Turkey’s parliament has approved a bill declaring a state of emergency in the wake of last weekend’s coup attempt and informed the Council of Europe of a partial withdrawal from the European convention on human rights.
Turkey will be required to provide regular updates to the secretary general of the Council of Europe on the measures taken under the state of emergency, according to the terms of the treaty.
Turkey initially said it had informed the Council of Europe that it would suspend the convention entirely, a more wide-ranging measure likely to have drawn criticism from allies.
“Turkey will derogate the European convention on human rights insofar as it does not conflict with its international obligations,” the deputy prime minister, Numan Kurtulmuş, was quoted as saying by the state-run Anadolu news agency, in a corrected statement.
The three-month state of emergency, approved by parliament on Thursday by 346 votes to 115, will allow the government to rule by decree, passing bills that have the force of law unless they are overturned by parliament, where the majority of MPs belong to the ruling Justice and Development party.
Turkish officials insisted the lives and freedoms of citizens would not be affected, and that western powers such as France had recently taken similar measures. But concerns have mounted among both opponents and allies that the move will further consolidate President Recep Tayyip Erdoğan’s power.
Kurtulmuş said Turkey would take the step “just like France has done” under article 15 of the convention, which allows signatory states to derogate certain rights, including freedom of movement, expression and association, during times of war or a major public emergency.
The article stipulates that measures must be strictly proportionate and not discriminate against people based on ethnicity, religion or social group.
Mehmet Şimşek, another deputy prime minister, defended the state of emergency at a roundtable for foreign journalists, insisting the government would only to use it to go after coup plotters and to “cleanse” the bureaucracy, judiciary and military of accomplices.
“We are not making up these stories, this is not the Jason Bourne trilogy, this is real,” he said. “We cannot sit and pretend nothing happened. We have to act and will stay within the rule of law.”

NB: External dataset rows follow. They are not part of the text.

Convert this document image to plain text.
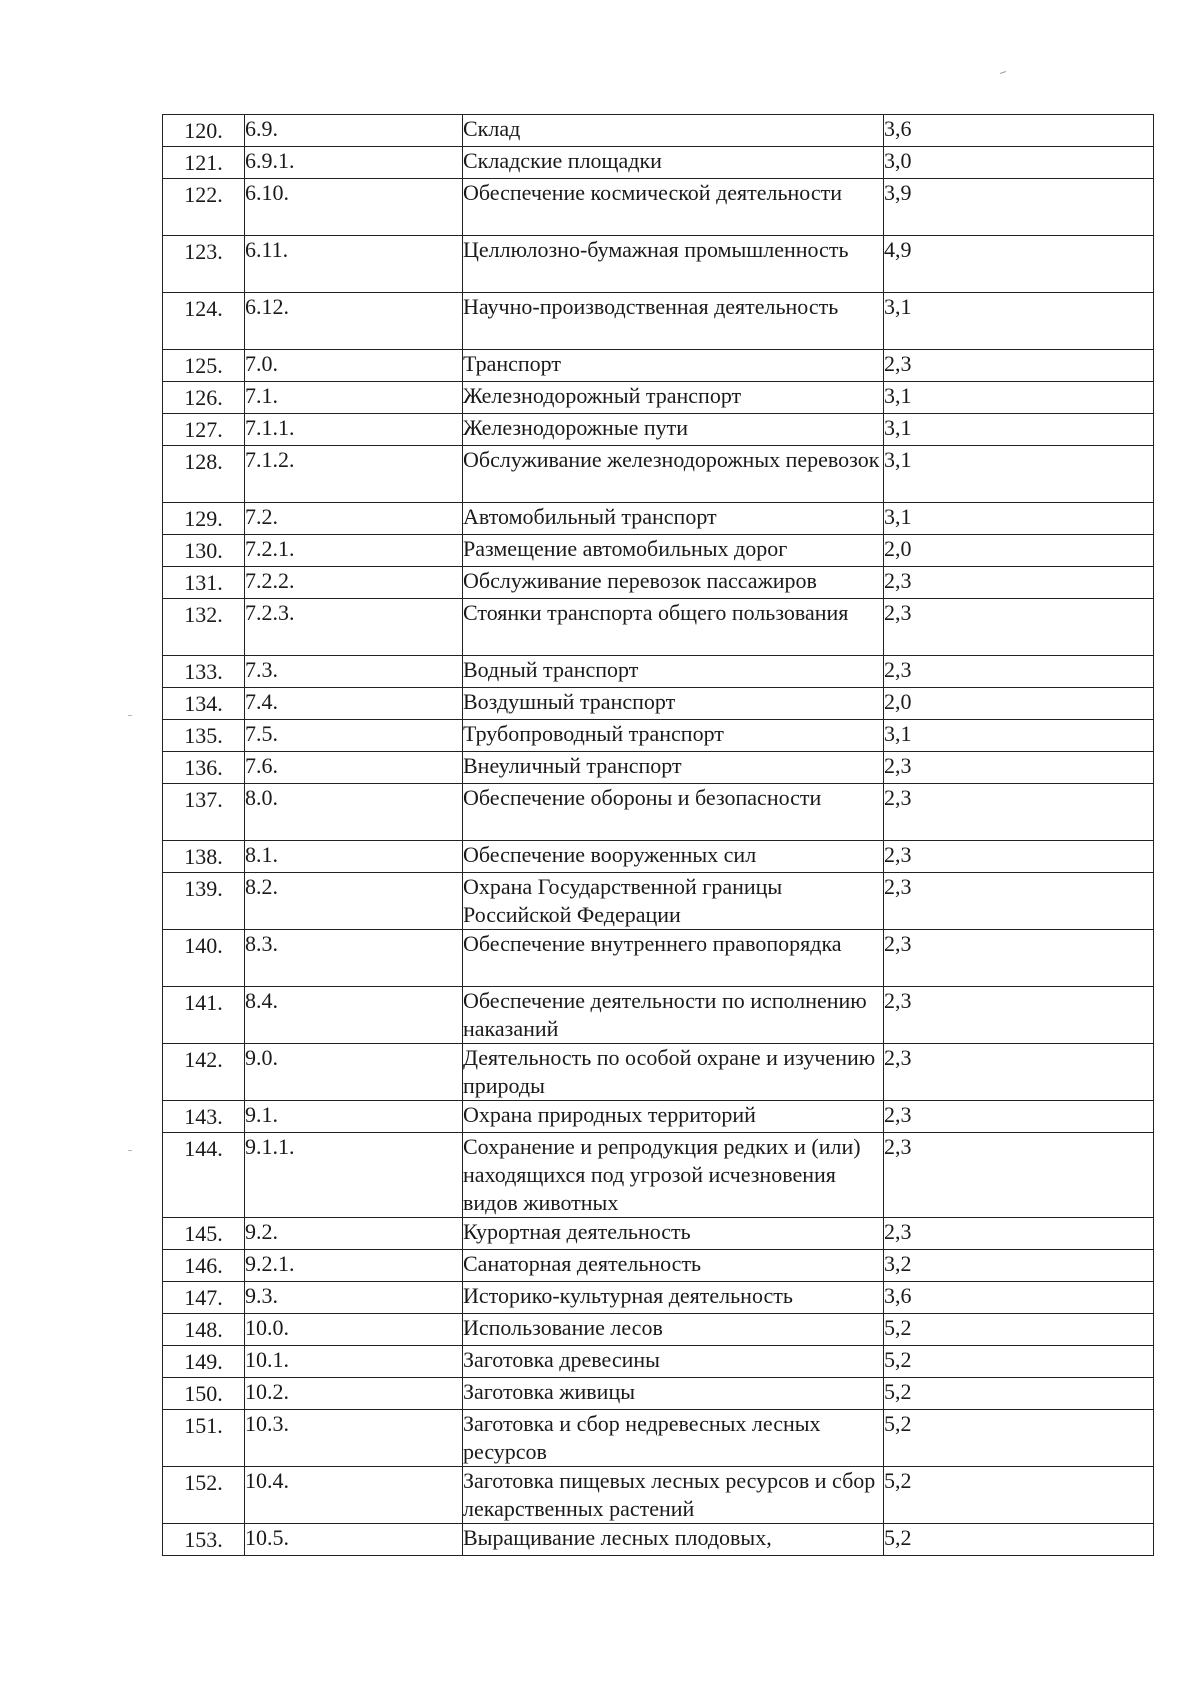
120.	6.9.	Склад	3,6

121.	6.9.1.	Складские площадки	3,0

122.	6.10.	Обеспечение космической деятельности	3,9

123.	6.11.	Целлюлозно-бумажная промышленность	4,9

124.	6.12.	Научно-производственная деятельность	3,1

125.	7.0.	Транспорт	2,3

126.	7.1.	Железнодорожный транспорт	3,1

127.	7.1.1.	Железнодорожные пути	3,1

128.	7.1.2.	Обслуживание железнодорожных перевозок	3,1

129.	7.2.	Автомобильный транспорт	3,1

130.	7.2.1.	Размещение автомобильных дорог	2,0

131.	7.2.2.	Обслуживание перевозок пассажиров	2,3

132.	7.2.3.	Стоянки транспорта общего пользования	2,3

133.	7.3.	Водный транспорт	2,3

134.	7.4.	Воздушный транспорт	2,0

135.	7.5.	Трубопроводный транспорт	3,1

136.	7.6.	Внеуличный транспорт	2,3

137.	8.0.	Обеспечение обороны и безопасности	2,3

138.	8.1.	Обеспечение вооруженных сил	2,3

139.	8.2.	Охрана Государственной границы Российской Федерации	2,3

140.	8.3.	Обеспечение внутреннего правопорядка	2,3

141.	8.4.	Обеспечение деятельности по исполнению наказаний	2,3

142.	9.0.	Деятельность по особой охране и изучению природы	2,3

143.	9.1.	Охрана природных территорий	2,3

144.	9.1.1.	Сохранение и репродукция редких и (или) находящихся под угрозой исчезновения видов животных	2,3

145.	9.2.	Курортная деятельность	2,3

146.	9.2.1.	Санаторная деятельность	3,2

147.	9.3.	Историко-культурная деятельность	3,6

148.	10.0.	Использование лесов	5,2

149.	10.1.	Заготовка древесины	5,2

150.	10.2.	Заготовка живицы	5,2

151.	10.3.	Заготовка и сбор недревесных лесных ресурсов	5,2

152.	10.4.	Заготовка пищевых лесных ресурсов и сбор лекарственных растений	5,2

153.	10.5.	Выращивание лесных плодовых,	5,2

Still, he said that the provisions of the state of emergency law, which date from the 1980s, were outdated and draconian and would not be fully implemented.
“We need a fast-track mandate to deal with these remnants [of the coup attempt],” he said, adding that the government had to work first on eliminating the risk of future instability and then focus on due process.

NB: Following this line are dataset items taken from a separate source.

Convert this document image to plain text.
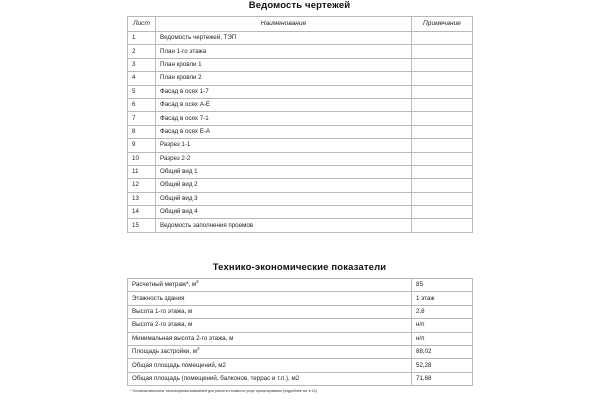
Ведомость чертежей
Лист	Наименование	Примечание
1	Ведомость чертежей, ТЭП	
2	План 1-го этажа	
3	План кровли 1	
4	План кровли 2	
5	Фасад в осях 1-7	
6	Фасад в осях А-Е	
7	Фасад в осях 7-1	
8	Фасад в осях Е-А	
9	Разрез 1-1	
10	Разрез 2-2	
11	Общий вид 1	
12	Общий вид 2	
13	Общий вид 3	
14	Общий вид 4	
15	Ведомость заполнения проемов	
Технико-экономические показатели
Расчетный метраж*, $м^2$	85
Этажность здания	1 этаж
Высота 1-го этажа, м	2,8
Высота 2-го этажа, м	н/п
Минимальная высота 2-го этажа, м	н/п
Площадь застройки, $м^2$	88,02
Общая площадь помещений, м2	52,28
Общая площадь (помещений, балконов, террас и т.п.), м2	71,68
* Условная величина, используемая компанией для расчета стоимости услуг проектирования (подробнее см. в 13)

The government is currently drafting a legal framework that will determine how it goes after alleged perpetrators, including possibly extending detention times as it sifts through those caught up in a crackdown of monumental scale.
A purge of state institutions has seen thousands of people detained, suspended or fired from their jobs over alleged links to the Hizmet movement of Fethullah Gülen, a US-based exiled cleric accused by Erdoğan of masterminding the coup attempt.

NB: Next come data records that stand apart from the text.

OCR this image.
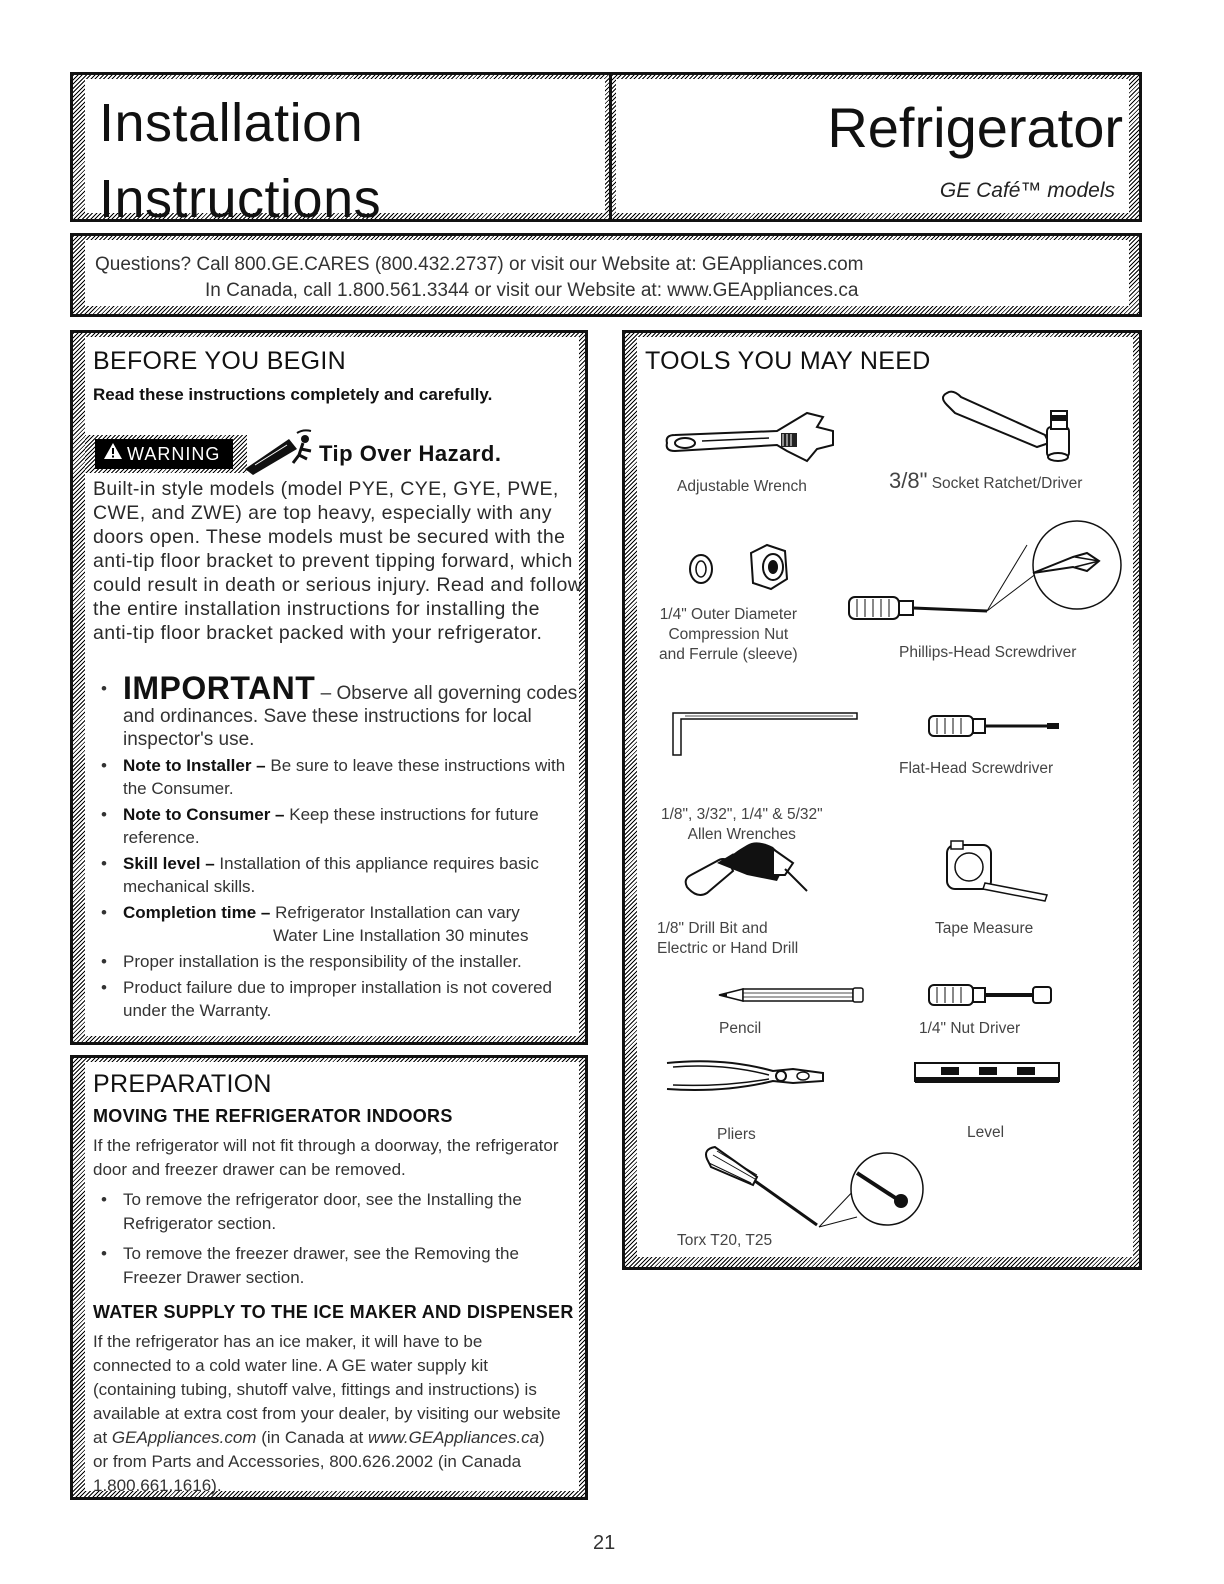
Installation
Instructions
Refrigerator
GE Café™ models
Questions? Call 800.GE.CARES (800.432.2737) or visit our Website at: GEAppliances.com
In Canada, call 1.800.561.3344 or visit our Website at: www.GEAppliances.ca
BEFORE YOU BEGIN
Read these instructions completely and carefully.
WARNING	Tip Over Hazard.
Built-in style models (model PYE, CYE, GYE, PWE, CWE, and ZWE) are top heavy, especially with any doors open. These models must be secured with the anti-tip floor bracket to prevent tipping forward, which could result in death or serious injury. Read and follow the entire installation instructions for installing the anti-tip floor bracket packed with your refrigerator.
• IMPORTANT – Observe all governing codes and ordinances. Save these instructions for local inspector's use.
• Note to Installer – Be sure to leave these instructions with the Consumer.
• Note to Consumer – Keep these instructions for future reference.
• Skill level – Installation of this appliance requires basic mechanical skills.
• Completion time – Refrigerator Installation can vary
Water Line Installation 30 minutes
• Proper installation is the responsibility of the installer.
• Product failure due to improper installation is not covered under the Warranty.
PREPARATION
MOVING THE REFRIGERATOR INDOORS
If the refrigerator will not fit through a doorway, the refrigerator door and freezer drawer can be removed.
• To remove the refrigerator door, see the Installing the Refrigerator section.
• To remove the freezer drawer, see the Removing the Freezer Drawer section.
WATER SUPPLY TO THE ICE MAKER AND DISPENSER
If the refrigerator has an ice maker, it will have to be connected to a cold water line. A GE water supply kit (containing tubing, shutoff valve, fittings and instructions) is available at extra cost from your dealer, by visiting our website at GEAppliances.com (in Canada at www.GEAppliances.ca) or from Parts and Accessories, 800.626.2002 (in Canada 1.800.661.1616).
TOOLS YOU MAY NEED
Adjustable Wrench	3/8" Socket Ratchet/Driver
1/4" Outer Diameter
Compression Nut
and Ferrule (sleeve)	Phillips-Head Screwdriver
1/8", 3/32", 1/4" & 5/32"
Allen Wrenches
Flat-Head Screwdriver
1/8" Drill Bit and
Electric or Hand Drill
Tape Measure
Pencil	1/4" Nut Driver
Pliers	Level
Torx T20, T25
21
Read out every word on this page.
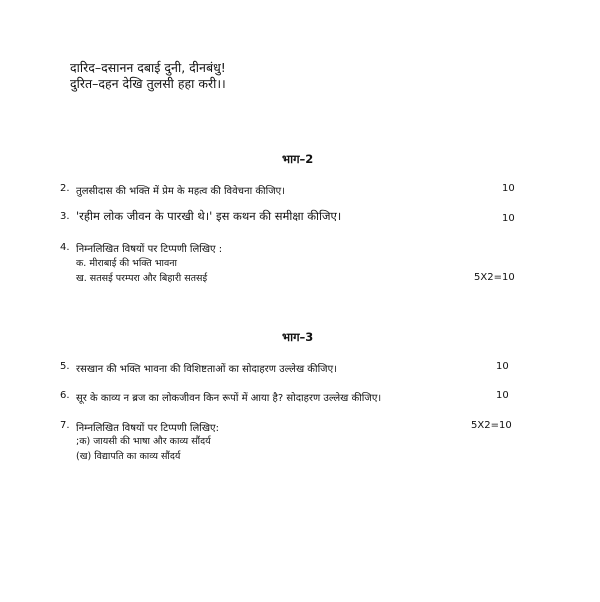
दारिद–दसानन दबाई दुनी, दीनबंधु!
दुरित–दहन देखि तुलसी हहा करी।।
भाग–2
2. तुलसीदास की भक्ति में प्रेम के महत्व की विवेचना कीजिए।	10
3. 'रहीम लोक जीवन के पारखी थे।' इस कथन की समीक्षा कीजिए।	10
4. निम्नलिखित विषयों पर टिप्पणी लिखिए :
क. मीराबाई की भक्ति भावना
ख. सतसई परम्परा और बिहारी सतसई	5X2=10
भाग–3
5. रसखान की भक्ति भावना की विशिष्टताओं का सोदाहरण उल्लेख कीजिए।	10
6. सूर के काव्य न ब्रज का लोकजीवन किन रूपों में आया है? सोदाहरण उल्लेख कीजिए।	10
7. निम्नलिखित विषयों पर टिप्पणी लिखिए:	5X2=10
;क) जायसी की भाषा और काव्य सौंदर्य
(ख) विद्यापति का काव्य सौंदर्य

More than 9,000 people have been detained or arrested in connection with the coup, including 2,000 judges and prosecutors and nearly 7,000 soldiers. Thousands of teachers and academic staff have been suspended, although Turkey has over 3 million civil servants and more than 4 million public sector employees.
The Council of Europe, which is based in Strasbourg and oversees the European convention on human rights, confirmed that Turkey had formally notified the organisation’s secretary general that it was declaring a state of emergency under article 15 of the treaty.
In doing so Turkey is using existing provisions within the convention as France has recently done in response to the wave of terrorism it has faced. That formal move is therefore unlikely of itself to provoke a storm of international protest.
Human rights groups, however, will be watching closely how Erdoğan interprets the legal freedoms he believes he has gained. Turkey, along with Russia, is one of the countries most frequently found by the European court of human rights to have violated the convention.
Human Rights Watch said on Thursday that rights lawyer Orhan Kemal Cengiz was detained in Istanbul.
The emergency provisions under article 15 cannot, however, be used retrospectively to justify any action before the declaration was made. Nor do the emergency provisions allow for the right to a fair trial to be suspended or the prohibition on torture to be lifted.
A spokesman for the Council of Europe told the Guardian: “What’s important is that Turkey has to keep the secretary general of the council informed of developments during the state of emergency. Strictly speaking, they have to inform us what parts of the convention will be affected.”
Can Dündar, the editor of the opposition newspaper Cumhuriyet, said the emergency state meant Turkey now had “an oppressive regime where the law and liberties will be suspended, press will be censored, and the parliament eliminated”.
“Only provable involvement in illegal acts, not suspected political leanings, should trigger governmental action,” Steinmeier said. “It’s also critical that the declaration of emergency be the truly necessary length of time, and to end the measure as quickly as possible.”
Tanks and fighter jets commandeered by elite military troops rolled out into the streets of Ankara and Istanbul during the attempted putsch. More than 200 people were killed and thousands were wounded in the violence and Erdoğan narrowly escaped being detained at the holiday resort of Marmaris.
The government said it had arrested another soldier involved in the Marmaris raid, which occurred 20 minutes after Erdoğan had left the residence.
The Turkish leader has been accused of increasing authoritarianism in recent years, appointing loyalists to the bureaucracy, closing or prosecuting opposition media outlets and failing to crack down on corruption.